Comments on the Davies-Dever Exchange

We urgently need to hear in greater detail about the actual views of these scholars on particular issues rather than to be subjected to further rounds of mutual denunciation and sweeping generalizations. 

 

By Norman K. Gottwald
Pacific School of Religion
Berkeley, CA
January 2003

    I want to assert at the start that the vitriolic exchange between Davies and Dever involves a history of interpersonal feuding that few of us are able to follow in detail and that, in the final analysis, is irrelevant to the issues their discussion highlights. I have no interest in trying to sort out the history of wounded feelings that both nourish in this debate. My hope is to bracket their personal grievances, intense and bitter as they are, in order to locate what I discern to be the substantive issues about the history of ancient Israel in dispute, some of which they appear to agree about and others they avoid or downplay.

    First and foremost, both disputants acknowledge that the biblical stories are not factual accounts of history. That being the case, it is a mystery to me why Davies and Dever do not focus on particular tracts of the reported biblical history in order to articulate their views about the historicity of the biblical accounts. Unless I am vastly mistaken, their differences on particular historical issues are not nearly as great as their polemics seem to imply. Regrettably, we do not know their actual agreements and differences on many specific historical issues, mainly, I fear, because of the inflammatory emotional polemics that have engulfed them.

    The issue that Davies seems to ignore is the presence in the biblical text of a good many indicators of pre-exilic data that were not likely to have been invented in Persian times. It is all well and good to claim that the biblical text was shaped in its final form in post-exilic times, but how much of it reflects pre-exilic memories or actual information? This issue requires historical critical argumentation and not polemics. A fair approach to this issue would require Davies to offer a detailed examination and assessment of the archaeological data presented by Dever in his most recent book.
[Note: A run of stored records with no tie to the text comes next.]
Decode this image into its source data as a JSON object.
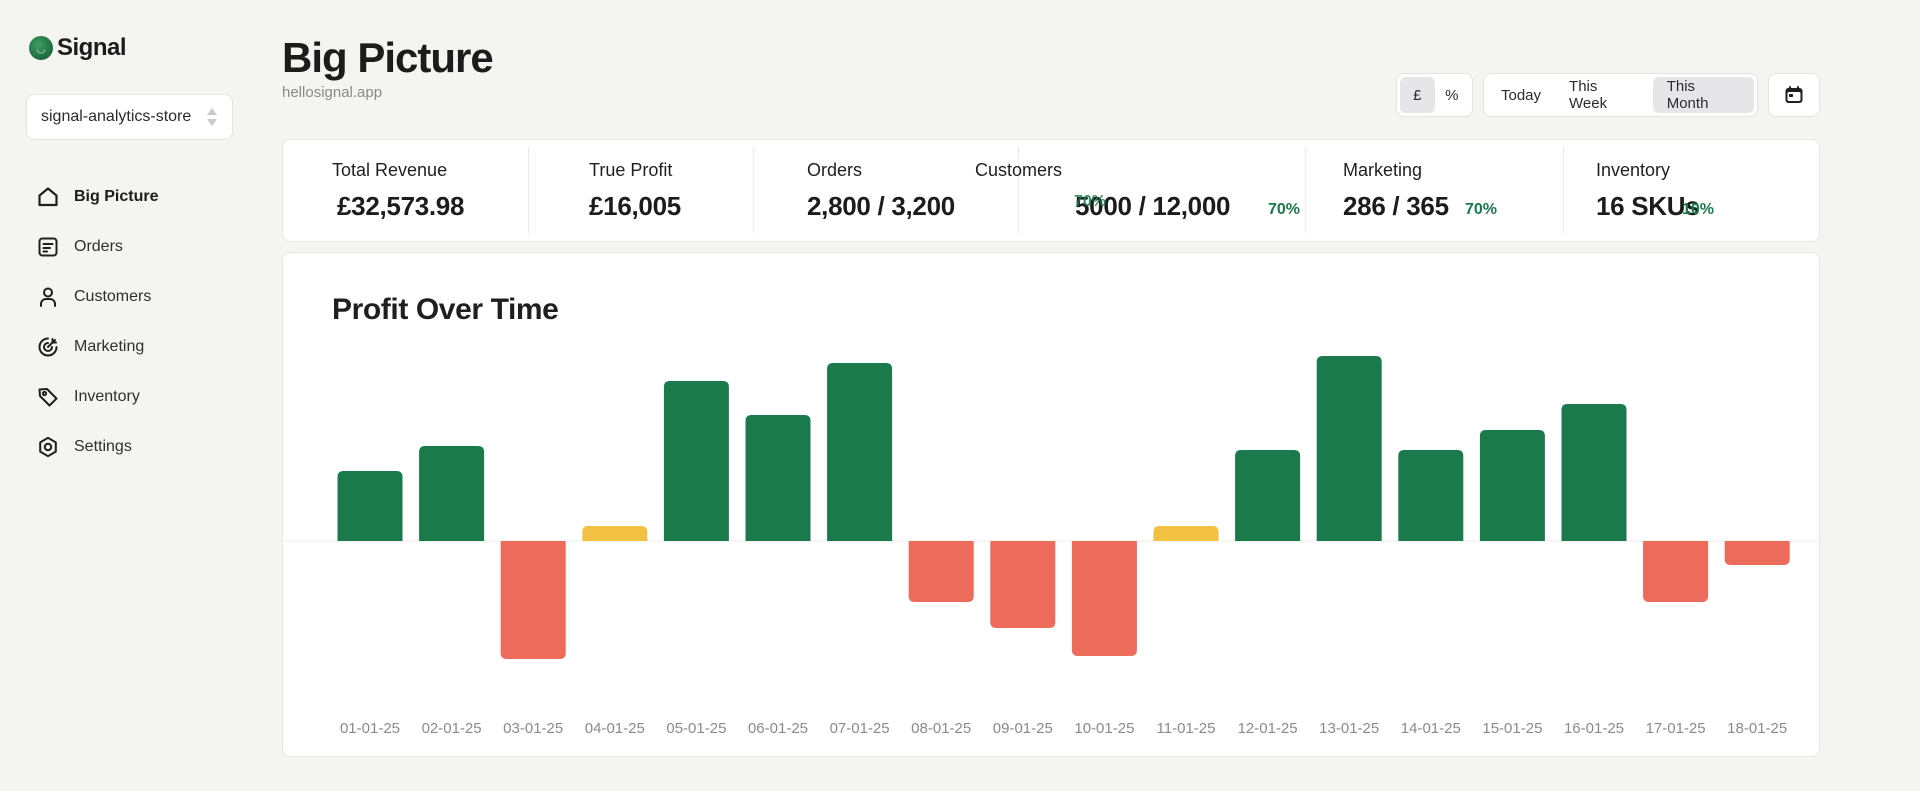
{
  "brand": {
    "name": "Signal",
    "logo_icon": "signal-logo-icon"
  },
  "store": {
    "selected": "signal-analytics-store"
  },
  "sidebar": {
    "items": [
      {
        "label": "Big Picture",
        "icon": "home-icon",
        "active": true
      },
      {
        "label": "Orders",
        "icon": "receipt-icon",
        "active": false
      },
      {
        "label": "Customers",
        "icon": "person-icon",
        "active": false
      },
      {
        "label": "Marketing",
        "icon": "target-icon",
        "active": false
      },
      {
        "label": "Inventory",
        "icon": "tag-icon",
        "active": false
      },
      {
        "label": "Settings",
        "icon": "gear-icon",
        "active": false
      }
    ]
  },
  "header": {
    "title": "Big Picture",
    "subtitle": "hellosignal.app",
    "currency_toggle": {
      "options": [
        "£",
        "%"
      ],
      "selected": "£"
    },
    "range_toggle": {
      "options": [
        "Today",
        "This Week",
        "This Month"
      ],
      "selected": "This Month"
    },
    "calendar_icon": "calendar-icon"
  },
  "kpis": [
    {
      "label": "Total Revenue",
      "value": "£32,573.98",
      "delta": ""
    },
    {
      "label": "True Profit",
      "value": "£16,005",
      "delta": ""
    },
    {
      "label": "Orders",
      "value": "2,800 / 3,200",
      "delta": ""
    },
    {
      "label": "Customers",
      "value": "5000 / 12,000",
      "delta": "70%",
      "overlap_delta": "70%"
    },
    {
      "label": "Marketing",
      "value": "286 / 365",
      "delta": "70%"
    },
    {
      "label": "Inventory",
      "value": "16 SKUs",
      "delta": "10%"
    }
  ],
  "colors": {
    "positive": "#1a7a4c",
    "negative": "#ec6b5b",
    "neutral": "#f2c141",
    "delta_text": "#1b7a4b"
  },
  "chart_data": {
    "type": "bar",
    "title": "Profit Over Time",
    "xlabel": "",
    "ylabel": "",
    "categories": [
      "01-01-25",
      "02-01-25",
      "03-01-25",
      "04-01-25",
      "05-01-25",
      "06-01-25",
      "07-01-25",
      "08-01-25",
      "09-01-25",
      "10-01-25",
      "11-01-25",
      "12-01-25",
      "13-01-25",
      "14-01-25",
      "15-01-25",
      "16-01-25",
      "17-01-25",
      "18-01-25"
    ],
    "values": [
      70,
      95,
      -118,
      15,
      160,
      126,
      178,
      -61,
      -87,
      -115,
      15,
      91,
      185,
      91,
      111,
      137,
      -61,
      -24
    ],
    "ylim": [
      -150,
      200
    ],
    "grid": false,
    "legend": "none"
  }
}
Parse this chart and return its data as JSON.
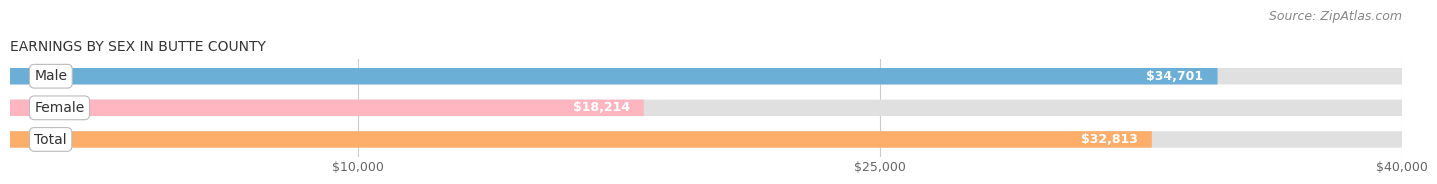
{
  "title": "EARNINGS BY SEX IN BUTTE COUNTY",
  "source": "Source: ZipAtlas.com",
  "categories": [
    "Male",
    "Female",
    "Total"
  ],
  "values": [
    34701,
    18214,
    32813
  ],
  "bar_colors": [
    "#6baed6",
    "#ffb6c1",
    "#fdae6b"
  ],
  "bar_bg_color": "#e0e0e0",
  "xlim_start": 0,
  "xlim_end": 40000,
  "xticks": [
    10000,
    25000,
    40000
  ],
  "xtick_labels": [
    "$10,000",
    "$25,000",
    "$40,000"
  ],
  "bar_height": 0.52,
  "title_fontsize": 10,
  "source_fontsize": 9,
  "tick_fontsize": 9,
  "label_fontsize": 10,
  "value_fontsize": 9,
  "background_color": "#ffffff",
  "grid_color": "#cccccc",
  "value_color": "#ffffff",
  "label_text_color": "#333333"
}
    The issue that Dever seems to ignore is the way that predominant biblical studies is taken by many to endorse a naive view of biblical history as legitimating the state of Israel’s exclusive claim to “the holy land.” It does not appear to me that biblical studies alone can resolve this issue. Davies is sure that it cannot. He concurs that the holocaust legitimates the state of Israel but does not invalidate a Palestinian claim alongside the Israelite claim. Dever, perhaps because he wants to rest his argument primarily on archaeology, does not articulate a clear stance on modern Israeli and Palestinian land claims. It is not sufficient, however, for Dever, while insinuating an anti-Israeli stance by Davies, to retreat to archaeological and biblical data to avoid this issue once it is raised.

    It is my own hope, perhaps a forlorn one, that the discussion can discriminate between the original political conflicts represented in the Bible and the political issues today. Those issues are real and urgent enough that they ought not to be entangled in, or restricted to, the personal controversy between Davies and Dever nor between any of the so-called “maximalists” and “minimalists,” labels which almost all the disputants involved reject as misrepresenting their views. We urgently need to hear in greater detail about the actual views of these scholars on particular issues rather than to be subjected to further rounds of mutual denunciation and sweeping generalizations.

    I hope I am not mistaken in speaking for most onlookers of this debate in asking for a greater focus on the issues and for a cessation of personal invective, difficult as that may be for those deeply invested in the controversy.